どれほど力があろうとも、あるいはどれほど力がなくとも。虫という存在は、少年少女にとって、どれほど必要ないものなのかが伝わってきます。「虫を消す」という力について、嘘かもしれないと思いながらも、信じたいが故に付き従ってしまうのですから。
心を痛めながらも、皆と一緒にいるには嘘を重ねて行くしかなく、その嘘が、こんなにも他のところを引っ掻き回していくとは……いや、引っ掻き回したのは、環のせいだけど、同じ未来を目指しているはずなのに、むしばねを相手取ることになる展開は、やるせないものがありました。

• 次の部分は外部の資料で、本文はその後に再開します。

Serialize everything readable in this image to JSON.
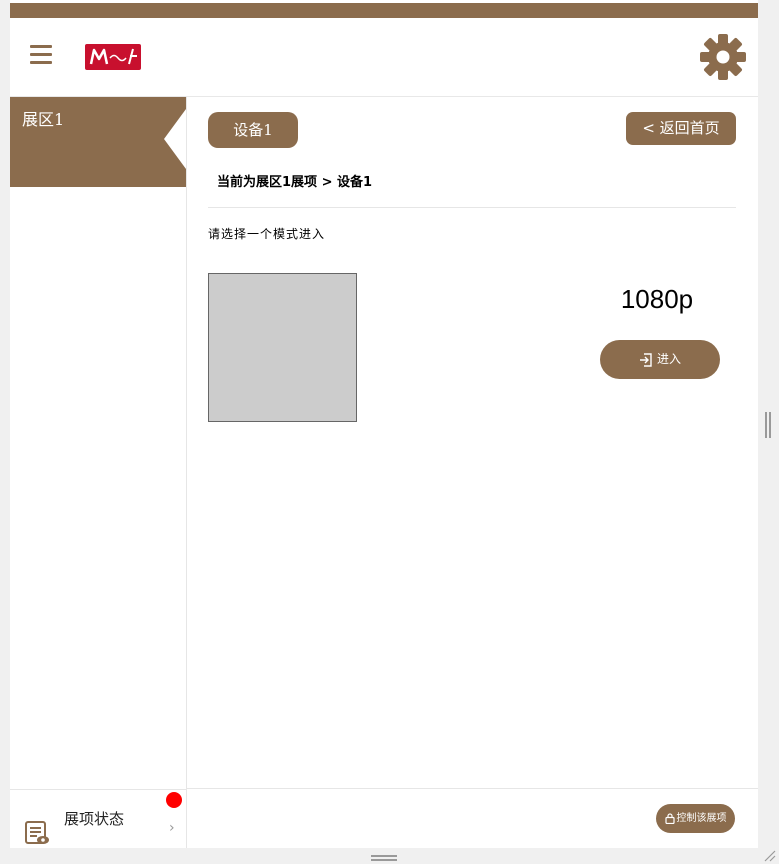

個人的に印象的だったことは、ハルキヨの言葉でした。一号指定は殺せない ― 何を言ってるのかと思ったけれど、考えてみたら、なるほどと思わされる。たしかにレイディ・バードはいないかもしれない。けれど、いまだにむしばねはいて、その存在感の大きさを実感させるならば、彼の言ってることは正しい。そして、虫憑きでなくとも、カノンも同様の存在と言っていいんじゃないかしら。
聖戦と称した戦いに立ち向かう聖者の覚悟は、でもやっぱり少年と少女のお話で。切ないうえに、皮肉な展開を迎えることになりましたが、これは大きなきっかけになる気がします。ここからクライマックスにむけて、どんな展開が待ち受けているのか楽しみでなりません。